Bicyle hire demand forecasting with Bigquery ML

gcp

bigquery-ml

arima

time-series-analysis

sql

python

Author

wovago

Published

August 1, 2023

Abstract

This analysis shows how to build an ARIMA forecasting model from time series data with Bigquery ML to predict bicycle hire demand.

Introduction

In this analysis we will build a demand forecasting model that will predict demand for London bicycle hires. We will create a demand forecasting model from time series data using ARIMA models. We will leverage GCP Bigquery ML to generate the ARIMA model directly with SQL within GCP Bigquery. As data set to train the ARIMA model on, we will use the London Bicycle hires data set, which contains data about bicyle hire events for 852 bicycle hire station across London. This data set can be found in Bigquery public data sets bigquery-public-data.london_bicycles.cycle_hire.

To perform this analysis you will need to set up a GCP account, enable the bigquery APIs and authenticate yourself against GCP.

Disclaimer: Note that peforming this analysis will incur costs on your GCP billing account, so use at your own responsibility!

Theretical background on ARIMA models

Before we will start with building our time series forecasting model, let’s provide some theoretical background about ARIMA models.

ARIMA stands for autoregressive integrated moving average. The ARIMA model involves the autoregressive (AR), differencing (I), and moving average (MA) components. Here are the relevant formulas for each component:

AutoRegressive (AR) Component: The AR component represents the relationship between the current value and its previous values. It is denoted by the order “p,” which indicates the number of previous time steps considered for the prediction.

The AR(p) model can be represented as:

y(t) = c + φ(1)y(t-1) + φ(2)y(t-2) + … + φ(p)*y(t-p) + ε(t)

Where: - y(t): The value of the time series at time t. - c: A constant term (intercept) in the model. - φ(i): The autoregressive parameter for lag i. - ε(t): The error term (residual) at time t, representing the difference between the predicted value and the actual value.

Integrated (I) component: The I component represents the differencing process applied to make the time series data stationary. It is denoted by the order “d,” which indicates how many times differencing is applied.

The differencing process can be represented as:

y’(t) = y(t) - y(t-d)

Where: - y’(t): The differenced time series at time t. - y(t): The original time series at time t. - d: The order of differencing.
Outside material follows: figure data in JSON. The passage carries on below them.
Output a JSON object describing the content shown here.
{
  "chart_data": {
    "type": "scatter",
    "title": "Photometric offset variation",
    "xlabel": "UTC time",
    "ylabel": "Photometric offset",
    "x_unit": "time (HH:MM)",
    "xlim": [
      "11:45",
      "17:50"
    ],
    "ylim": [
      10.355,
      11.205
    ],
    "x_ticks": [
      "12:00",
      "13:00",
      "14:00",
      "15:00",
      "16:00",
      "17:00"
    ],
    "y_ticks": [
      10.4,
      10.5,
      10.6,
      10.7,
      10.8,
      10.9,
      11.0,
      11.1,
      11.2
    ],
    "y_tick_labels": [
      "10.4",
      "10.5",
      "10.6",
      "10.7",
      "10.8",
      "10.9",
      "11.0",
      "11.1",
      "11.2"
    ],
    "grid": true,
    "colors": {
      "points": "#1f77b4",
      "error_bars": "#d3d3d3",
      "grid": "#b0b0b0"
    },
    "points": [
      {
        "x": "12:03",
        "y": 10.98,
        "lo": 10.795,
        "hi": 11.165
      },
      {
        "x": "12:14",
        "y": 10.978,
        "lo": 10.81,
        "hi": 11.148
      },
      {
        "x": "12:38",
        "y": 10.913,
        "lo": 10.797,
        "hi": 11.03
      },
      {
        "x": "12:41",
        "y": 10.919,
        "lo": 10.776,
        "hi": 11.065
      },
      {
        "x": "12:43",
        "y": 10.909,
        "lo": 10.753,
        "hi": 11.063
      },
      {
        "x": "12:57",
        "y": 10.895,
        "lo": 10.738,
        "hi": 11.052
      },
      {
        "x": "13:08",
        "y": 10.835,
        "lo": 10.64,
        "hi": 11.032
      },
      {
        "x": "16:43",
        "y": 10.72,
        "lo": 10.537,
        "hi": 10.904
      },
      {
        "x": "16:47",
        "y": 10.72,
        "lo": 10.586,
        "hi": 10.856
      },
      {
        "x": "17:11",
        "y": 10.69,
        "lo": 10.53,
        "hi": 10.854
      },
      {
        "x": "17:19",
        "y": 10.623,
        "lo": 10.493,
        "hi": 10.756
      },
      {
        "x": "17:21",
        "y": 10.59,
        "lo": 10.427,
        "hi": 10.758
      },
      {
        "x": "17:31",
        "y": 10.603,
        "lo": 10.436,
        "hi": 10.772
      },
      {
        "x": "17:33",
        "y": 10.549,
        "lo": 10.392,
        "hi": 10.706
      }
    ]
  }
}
Moving Average (MA) component: The MA component captures the relationship between the current value and the past forecast errors (residuals). It is denoted by the order “q,” which indicates how many past forecast errors are considered in the model.
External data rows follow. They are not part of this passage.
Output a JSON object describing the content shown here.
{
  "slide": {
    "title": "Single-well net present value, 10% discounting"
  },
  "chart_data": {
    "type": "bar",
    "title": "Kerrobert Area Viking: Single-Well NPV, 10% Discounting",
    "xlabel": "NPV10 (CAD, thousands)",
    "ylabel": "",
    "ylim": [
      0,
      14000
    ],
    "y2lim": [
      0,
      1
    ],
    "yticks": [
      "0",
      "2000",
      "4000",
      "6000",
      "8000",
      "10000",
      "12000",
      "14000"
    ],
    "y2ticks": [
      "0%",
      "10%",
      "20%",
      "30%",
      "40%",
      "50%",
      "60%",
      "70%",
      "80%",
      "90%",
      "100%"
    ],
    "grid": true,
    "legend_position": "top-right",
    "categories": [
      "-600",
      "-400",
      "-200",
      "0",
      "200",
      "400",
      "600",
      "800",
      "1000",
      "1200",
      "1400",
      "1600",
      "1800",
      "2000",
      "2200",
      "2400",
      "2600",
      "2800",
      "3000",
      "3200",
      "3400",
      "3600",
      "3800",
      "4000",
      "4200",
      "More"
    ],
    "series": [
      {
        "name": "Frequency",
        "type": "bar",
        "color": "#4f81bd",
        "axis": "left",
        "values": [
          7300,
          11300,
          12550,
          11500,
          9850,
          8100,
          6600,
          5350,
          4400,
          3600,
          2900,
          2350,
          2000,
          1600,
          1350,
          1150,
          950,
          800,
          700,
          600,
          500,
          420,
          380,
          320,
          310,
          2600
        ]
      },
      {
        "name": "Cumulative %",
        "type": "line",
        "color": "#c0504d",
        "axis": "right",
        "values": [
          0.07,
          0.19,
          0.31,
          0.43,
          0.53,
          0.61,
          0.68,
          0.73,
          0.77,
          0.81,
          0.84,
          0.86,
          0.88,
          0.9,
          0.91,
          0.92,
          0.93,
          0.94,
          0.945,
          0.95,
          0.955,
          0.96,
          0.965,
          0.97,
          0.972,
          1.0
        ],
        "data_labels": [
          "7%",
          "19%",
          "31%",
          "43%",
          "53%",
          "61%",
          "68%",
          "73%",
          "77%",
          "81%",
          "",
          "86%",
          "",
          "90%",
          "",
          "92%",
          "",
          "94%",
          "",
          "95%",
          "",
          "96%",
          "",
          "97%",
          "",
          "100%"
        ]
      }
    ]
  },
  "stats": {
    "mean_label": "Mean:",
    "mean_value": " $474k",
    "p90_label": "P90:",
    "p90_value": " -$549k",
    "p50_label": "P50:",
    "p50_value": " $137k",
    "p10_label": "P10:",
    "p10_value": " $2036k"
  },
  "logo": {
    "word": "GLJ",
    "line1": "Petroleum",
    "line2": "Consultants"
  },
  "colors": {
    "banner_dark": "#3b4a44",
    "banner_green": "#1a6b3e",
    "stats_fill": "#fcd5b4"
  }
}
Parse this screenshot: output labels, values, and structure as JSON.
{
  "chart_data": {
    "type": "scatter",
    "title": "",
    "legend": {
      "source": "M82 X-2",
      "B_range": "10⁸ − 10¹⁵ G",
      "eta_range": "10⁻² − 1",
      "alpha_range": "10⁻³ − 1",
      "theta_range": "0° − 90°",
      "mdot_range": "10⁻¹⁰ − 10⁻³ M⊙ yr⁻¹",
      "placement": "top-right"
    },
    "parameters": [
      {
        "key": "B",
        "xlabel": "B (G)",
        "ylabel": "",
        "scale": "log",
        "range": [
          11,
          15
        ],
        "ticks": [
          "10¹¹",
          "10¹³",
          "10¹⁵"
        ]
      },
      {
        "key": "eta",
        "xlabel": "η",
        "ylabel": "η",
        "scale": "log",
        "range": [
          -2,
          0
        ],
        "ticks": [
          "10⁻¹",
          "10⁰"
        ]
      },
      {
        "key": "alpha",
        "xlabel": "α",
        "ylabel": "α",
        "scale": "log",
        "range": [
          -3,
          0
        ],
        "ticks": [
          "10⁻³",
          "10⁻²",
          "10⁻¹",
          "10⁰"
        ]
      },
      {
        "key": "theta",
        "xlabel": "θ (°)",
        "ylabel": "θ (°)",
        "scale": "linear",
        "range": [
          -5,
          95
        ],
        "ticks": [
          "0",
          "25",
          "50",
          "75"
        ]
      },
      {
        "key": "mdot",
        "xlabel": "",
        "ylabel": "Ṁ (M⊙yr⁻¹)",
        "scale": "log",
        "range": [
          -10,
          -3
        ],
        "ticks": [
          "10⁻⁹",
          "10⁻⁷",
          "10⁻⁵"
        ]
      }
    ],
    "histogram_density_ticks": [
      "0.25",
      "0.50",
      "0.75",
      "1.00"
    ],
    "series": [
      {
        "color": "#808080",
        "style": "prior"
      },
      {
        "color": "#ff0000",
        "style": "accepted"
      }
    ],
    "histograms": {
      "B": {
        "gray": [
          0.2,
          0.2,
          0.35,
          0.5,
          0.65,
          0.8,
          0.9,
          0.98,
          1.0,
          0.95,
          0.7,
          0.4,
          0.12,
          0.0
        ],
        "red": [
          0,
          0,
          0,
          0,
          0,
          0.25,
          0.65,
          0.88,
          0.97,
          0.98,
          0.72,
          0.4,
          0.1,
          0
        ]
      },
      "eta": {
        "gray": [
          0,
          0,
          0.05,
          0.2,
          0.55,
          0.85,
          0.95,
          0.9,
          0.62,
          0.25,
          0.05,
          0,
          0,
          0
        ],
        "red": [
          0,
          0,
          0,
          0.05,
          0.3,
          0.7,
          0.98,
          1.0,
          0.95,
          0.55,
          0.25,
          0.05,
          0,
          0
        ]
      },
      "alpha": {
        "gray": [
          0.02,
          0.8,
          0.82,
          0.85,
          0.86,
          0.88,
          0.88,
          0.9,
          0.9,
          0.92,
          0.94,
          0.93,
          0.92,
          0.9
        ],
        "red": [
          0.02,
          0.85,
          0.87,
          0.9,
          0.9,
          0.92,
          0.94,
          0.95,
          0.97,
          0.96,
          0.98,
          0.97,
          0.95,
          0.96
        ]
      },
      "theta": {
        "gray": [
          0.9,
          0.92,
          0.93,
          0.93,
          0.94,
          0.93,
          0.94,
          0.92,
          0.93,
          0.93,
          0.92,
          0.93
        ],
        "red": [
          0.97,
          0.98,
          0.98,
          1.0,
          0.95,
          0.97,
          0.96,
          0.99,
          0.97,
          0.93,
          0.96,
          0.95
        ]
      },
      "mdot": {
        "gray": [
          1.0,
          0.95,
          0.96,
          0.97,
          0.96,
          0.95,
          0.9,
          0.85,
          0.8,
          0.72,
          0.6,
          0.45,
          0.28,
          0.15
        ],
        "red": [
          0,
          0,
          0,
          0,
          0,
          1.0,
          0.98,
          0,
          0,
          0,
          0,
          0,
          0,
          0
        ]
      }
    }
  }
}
The MA(q) model can be represented as:

y(t) = c + θ(1)ε(t-1) + θ(2)ε(t-2) + … + θ(q)*ε(t-q) + ε(t)

Where: - y(t): The value of the time series at time t. - c: A constant term (intercept) in the model. - θ(i): The moving average parameter for lag i. - ε(t): The error term (residual) at time t, representing the difference between the predicted value and the actual value.

The ARIMA model combines these components into one equation. For an ARIMA(p, d, q) model, the formula is:

y’(t) = c + φ(1)y’(t-1) + φ(2)y’(t-2) + … + φ(p)y’(t-p) + θ(1)ε(t-1) + θ(2)ε(t-2) + … + θ(q)ε(t-q) + ε(t)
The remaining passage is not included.